Re: APL2 Compatibility

[Jay Foad]

No problem!

Your (⊂ 1 2) (/¨)¨(,¨)'ab' can of course be golfed:

      (⊂1 2)/¨¨'ab'
  a  aa    b  bb

Or, in Dyalog:

      1 2∘(/¨)¨'ab'
  a  aa    b  bb

Jay.

On Fri, 27 Nov 2020 at 11:47, Hans-Peter Sorge
<hanspeterso...@netscape.net> wrote:
>
> Hi,
>
> In my mind I mostly think in "elements" - not rank or shape.
>
> That is  "L-element OP R-element" . Where elements have an empty rank
> (scalar, ⊂..).
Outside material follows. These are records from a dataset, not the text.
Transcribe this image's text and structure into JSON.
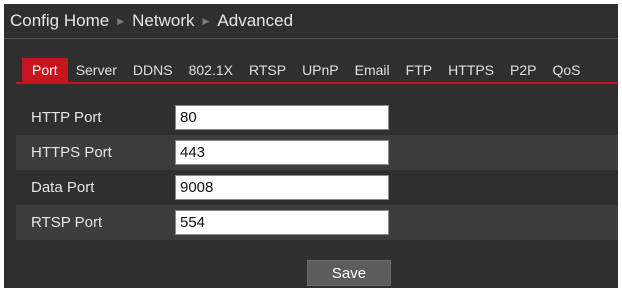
{
  "breadcrumb": {
    "items": [
      "Config Home",
      "Network",
      "Advanced"
    ],
    "separator": "▶"
  },
  "tabs": {
    "active": "Port",
    "items": [
      {
        "label": "Port"
      },
      {
        "label": "Server"
      },
      {
        "label": "DDNS"
      },
      {
        "label": "802.1X"
      },
      {
        "label": "RTSP"
      },
      {
        "label": "UPnP"
      },
      {
        "label": "Email"
      },
      {
        "label": "FTP"
      },
      {
        "label": "HTTPS"
      },
      {
        "label": "P2P"
      },
      {
        "label": "QoS"
      }
    ]
  },
  "form": {
    "fields": [
      {
        "label": "HTTP Port",
        "value": "80"
      },
      {
        "label": "HTTPS Port",
        "value": "443"
      },
      {
        "label": "Data Port",
        "value": "9008"
      },
      {
        "label": "RTSP Port",
        "value": "554"
      }
    ]
  },
  "actions": {
    "save_label": "Save"
  },
  "colors": {
    "background": "#2f2f2f",
    "row_alt": "#3d3d3d",
    "accent": "#c4161c",
    "save_button": "#5c5c5c"
  }
}
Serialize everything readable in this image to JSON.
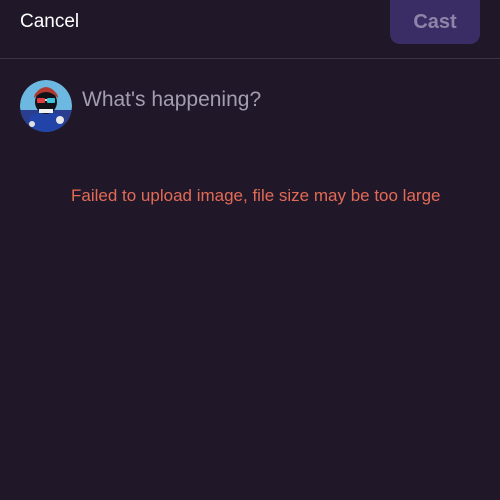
{
  "header": {
    "cancel_label": "Cancel",
    "cast_label": "Cast"
  },
  "composer": {
    "placeholder": "What's happening?",
    "value": ""
  },
  "error": {
    "message": "Failed to upload image, file size may be too large"
  },
  "colors": {
    "background": "#201829",
    "accent_button": "#3a2d66",
    "error": "#e36a55"
  }
}
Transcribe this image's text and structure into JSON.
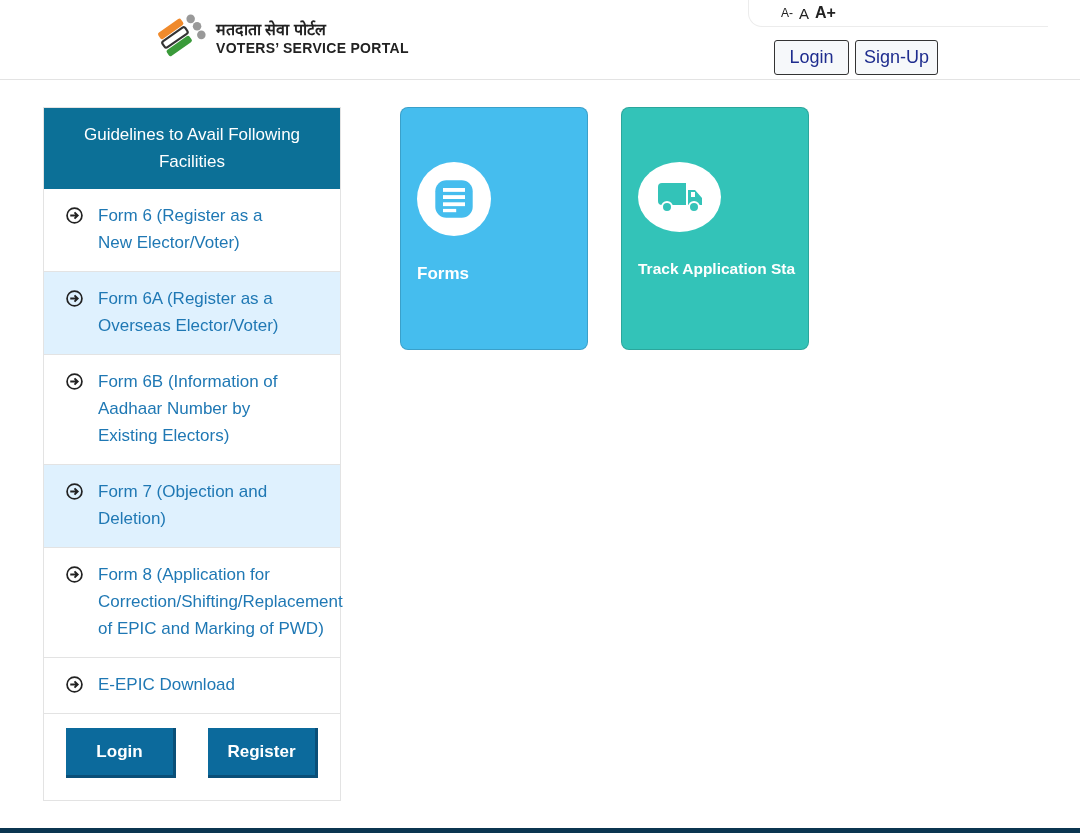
{
  "header": {
    "title_hindi": "मतदाता सेवा पोर्टल",
    "title": "VOTERS’ SERVICE PORTAL",
    "font_sizes": [
      "A-",
      "A",
      "A+"
    ],
    "buttons": [
      "Login",
      "Sign-Up"
    ]
  },
  "guidelines": {
    "title": "Guidelines to Avail Following Facilities",
    "items": [
      "Form 6 (Register as a New Elector/Voter)",
      "Form 6A (Register as a Overseas Elector/Voter)",
      "Form 6B (Information of Aadhaar Number by Existing Electors)",
      "Form 7 (Objection and Deletion)",
      "Form 8 (Application for Correction/Shifting/Replacement of EPIC and Marking of PWD)",
      "E-EPIC Download"
    ],
    "buttons": [
      "Login",
      "Register"
    ]
  },
  "cards": [
    {
      "kind": "forms",
      "label": "Forms",
      "color": "#45bdee"
    },
    {
      "kind": "truck",
      "label": "Track Application Sta",
      "color": "#33c3b8"
    }
  ]
}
And APL takes care of ranks, shapes and depth.
>
> ⍝ as you mentioned (and I had to remember):  'a' 'b' ≡ 'ab'
> ⍝ that is a vector of single chars is a char vector.
>
>         (⊂ 1 2) /¨'a' 'b'  ⍝  (1 2/'a') (1 2/'b')
>   aaa bbb
>
> what I want:
>          (1 2/¨'a') (1 2/¨'b')
>    a aa    b bb
>
> My initial puzle was ( and as you pointed out) a scalar and a one
> element vector are being treated equally.
>
> in my expression
>           (⊂1 2) (/¨) (,¨) 'ab'
> I ignored that  (,¨) operates on 'ab' and that it does not return 'ab'
> element-wise
>
>
> so this does the job:
>        (⊂ 1 2) (/¨)¨(,¨)'ab'
>    a aa    b bb
>
> Thank you for your patience
>
> Best regards
> Hans-Peter
>
>
> Am 27.11.20 um 10:26 schrieb Jay Foad:
> > I'm not sure what you're saying. Replicate does tolerate a scalar on
> > the right and treat it like a 1-element vector:
> >
> >        (,6)/'a'
> > aaaaaa
> >        (,6)/,'a'
> > aaaaaa
> >
> > Your examples are showing something different, where you're
> > introducing an extra level of nesting to the right argument but
> > without changing its rank or shape.
> >
> > Jay.
> >
> > On Thu, 26 Nov 2020 at 23:56, Hans-Peter Sorge
> > <hanspeterso...@netscape.net> wrote:
> >> Hi Jay,
> >>
> >> .. not quite:
> >>
> >>         (,6)/'a'
> >> aaaaaa
> >>
> >>         (,6)/,¨'a'
> >>    a a a a a a
> >>
> >>         (,6)/'abc'
> >> aaaaaabbbbbbcccccc
> >>
> >>        (,6)/,¨'abc'
> >>    a a a a a a b b b b b b c c c c c c
> >>
> >>         (,6)/¨,¨'abc'
> >>    aaaaaa bbbbbb cccccc
> >>
> >> Hans-Peter
> >>
> >> Am 26.11.20 um 16:24 schrieb Jay Foad:
> >>> Hi,
> >>>
> >>>> Here comes my irritation. Or some missing knowledge ....
> >>>> ⍝ 11 - if this is true ( from ⍝3 )
> >>>>        (⊂1 2 3)/¨'ABC'
> >>>>    AAAAAA BBBBBB CCCCCC
> >>>>
> >>>> ⍝ 12 - then this schould be different
> >>>>         (⊂1 2 3)/¨,¨'ABC'
> >>>>    AAAAAA BBBBBB CCCCCC
> >>>> ⍝ expected
> >>>>     A AA AAA  B BB BBB  C CC CCC
> >>> I think they are the same because:
> >>> 6/¨'abc'
> >>> 6/¨,¨'abc'
> >>> are the same, because:
> >>> 6/'a'
> >>> 6/,'a'
> >>> are the same, because Replicate tolerates a scalar on the right and
> >>> treats it like a 1-element vector.
> >>>
> >>> Jay.
>
>